Tenancy-in-common apartments occupy a middle ground in this mammoth price spread. Because they're so complicated, and require groups of otherwise unrelated people to link together financially, TIC units average just over $640,000.
By buying a building at around $200,000 a unit and selling it for $640,000 a unit, speculators are able to cover their financing costs and make a tidy profit. So many of them have entered this line of business, and they've driven up prices and made buildings so expensive, that it's unprofitable to buy a building and rent the apartments out. As a result, buying a small apartment building in San Francisco these days only makes financial sense if you're planning to kick out the tenants and create a tenancy in common.
In other words, if you're a tenant in a rent-controlled building of three units or fewer, and that building goes on the market, it's almost certainly going to be turned into a tenancy in common, and you're sure to be thrown out.
"The sellers of the smaller buildings, they understand it's all market driven. They understand the game, and they have priced those units up considerably in the last 18 months," says Patrick McCarty, chief credit officer at Circle Bank of Novato, which specializes in making tenancy-in-common loans on San Francisco buildings.
Until now, people living in larger apartment buildings have been relatively safe from eviction. That's because it's extremely difficult to round up more than two or three home-buyers to jointly take out a tenancy-in-common loan.
That could change for the worse, possibly with the help of unintended consequences from Daly's anti-condo conversion bills.
Walker and Paulson's pseudo-condominium TIC loan, which allows a bank to lend money separately to individual tenancy-in-common buyers, could also help change all that.
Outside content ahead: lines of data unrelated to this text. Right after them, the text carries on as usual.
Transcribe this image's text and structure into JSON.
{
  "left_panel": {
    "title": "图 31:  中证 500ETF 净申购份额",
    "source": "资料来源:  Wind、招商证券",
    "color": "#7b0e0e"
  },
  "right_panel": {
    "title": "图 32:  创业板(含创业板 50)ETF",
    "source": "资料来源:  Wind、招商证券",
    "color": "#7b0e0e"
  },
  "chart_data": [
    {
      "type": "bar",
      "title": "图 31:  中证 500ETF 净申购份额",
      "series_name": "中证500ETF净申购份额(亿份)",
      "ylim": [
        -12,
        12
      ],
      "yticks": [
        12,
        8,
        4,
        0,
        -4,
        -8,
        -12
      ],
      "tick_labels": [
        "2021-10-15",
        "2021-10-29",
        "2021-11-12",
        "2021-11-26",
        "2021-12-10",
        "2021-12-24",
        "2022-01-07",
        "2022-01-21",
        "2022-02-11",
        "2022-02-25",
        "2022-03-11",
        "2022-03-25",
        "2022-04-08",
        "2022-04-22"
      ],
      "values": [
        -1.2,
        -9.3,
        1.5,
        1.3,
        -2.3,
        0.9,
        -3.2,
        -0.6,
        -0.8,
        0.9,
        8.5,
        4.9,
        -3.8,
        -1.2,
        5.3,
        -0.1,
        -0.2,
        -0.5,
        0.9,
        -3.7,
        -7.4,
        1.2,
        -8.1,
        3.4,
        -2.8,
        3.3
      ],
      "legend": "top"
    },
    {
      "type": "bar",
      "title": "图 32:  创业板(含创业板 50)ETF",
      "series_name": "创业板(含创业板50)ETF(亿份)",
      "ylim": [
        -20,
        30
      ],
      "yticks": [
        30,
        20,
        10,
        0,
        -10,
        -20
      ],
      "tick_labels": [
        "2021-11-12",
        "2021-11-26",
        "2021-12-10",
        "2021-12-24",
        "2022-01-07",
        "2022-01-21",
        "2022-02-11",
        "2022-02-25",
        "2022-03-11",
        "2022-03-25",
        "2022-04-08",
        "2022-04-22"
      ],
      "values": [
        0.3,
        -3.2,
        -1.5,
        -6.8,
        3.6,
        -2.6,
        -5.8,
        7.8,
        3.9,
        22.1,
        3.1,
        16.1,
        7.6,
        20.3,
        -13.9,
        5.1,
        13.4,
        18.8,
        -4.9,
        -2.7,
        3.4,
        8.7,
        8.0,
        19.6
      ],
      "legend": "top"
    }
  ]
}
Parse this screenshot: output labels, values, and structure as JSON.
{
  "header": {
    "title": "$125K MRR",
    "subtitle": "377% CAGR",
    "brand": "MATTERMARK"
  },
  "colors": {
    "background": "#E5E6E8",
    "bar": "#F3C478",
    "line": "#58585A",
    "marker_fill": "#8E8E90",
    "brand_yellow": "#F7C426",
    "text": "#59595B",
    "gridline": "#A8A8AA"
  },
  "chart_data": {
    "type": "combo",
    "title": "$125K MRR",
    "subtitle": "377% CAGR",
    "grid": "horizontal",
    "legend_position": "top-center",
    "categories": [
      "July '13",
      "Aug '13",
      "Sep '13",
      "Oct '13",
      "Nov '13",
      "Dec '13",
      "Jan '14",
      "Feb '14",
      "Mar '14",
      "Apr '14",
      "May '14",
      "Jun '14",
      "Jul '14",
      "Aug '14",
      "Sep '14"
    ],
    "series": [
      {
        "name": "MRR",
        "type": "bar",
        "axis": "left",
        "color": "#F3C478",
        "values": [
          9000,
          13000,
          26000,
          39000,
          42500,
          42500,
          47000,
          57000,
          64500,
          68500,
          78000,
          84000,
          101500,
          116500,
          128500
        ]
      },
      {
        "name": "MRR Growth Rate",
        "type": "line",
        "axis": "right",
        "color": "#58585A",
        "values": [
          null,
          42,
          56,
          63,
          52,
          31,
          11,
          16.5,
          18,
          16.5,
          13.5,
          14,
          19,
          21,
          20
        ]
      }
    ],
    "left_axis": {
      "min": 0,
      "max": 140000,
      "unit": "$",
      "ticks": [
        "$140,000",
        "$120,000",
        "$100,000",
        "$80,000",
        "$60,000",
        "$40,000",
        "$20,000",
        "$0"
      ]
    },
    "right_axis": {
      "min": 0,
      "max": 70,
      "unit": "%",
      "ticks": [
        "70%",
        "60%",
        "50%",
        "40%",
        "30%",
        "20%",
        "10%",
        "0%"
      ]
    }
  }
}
But the product hasn't really taken off. Circle Bank has so far loaned $5 million, with three tenancy-in-common projects under way whose individual apartment loans may total another $5 million. The loans are expensive -- 7.35 percent versus 6.25 percent typical for a joint TIC loan.
McCarty says the price will go down if more banks get into the business of this type of loan, perhaps interesting more buyers.
And according to Walker, that's where Chris Daly's bogus anti-eviction bill comes in. Walker is counting on the anti-condominium legislation to boost interest in his pseudo-condo loans.
Last week the Board of Supervisors gave initial approval to Daly's two condo-related bills, one requiring property owners and real estate agents to tell potential buyers of condominiums whether someone had been evicted under the California State Ellis Act, which allows landlords to exit the rental business. The other requires the Planning Commission to hold special hearings whenever buildings of two or more units are converted into condominiums.
Desperate to untether themselves from their co-owners, yet unable to turn their apartments into condominiums, tenancy-in-common owners will eventually begin turning to pseudo-condo loans, Walker says.
"His legislation will actually help us," Walker says.
If the loans become hot, more banks will offer them, the interest rates will drop, and speculators will begin seeing profit in ever-larger buildings, evicting tenants as they go.
For tenants, this is not an attractive prospect. Unintended consequences rarely are.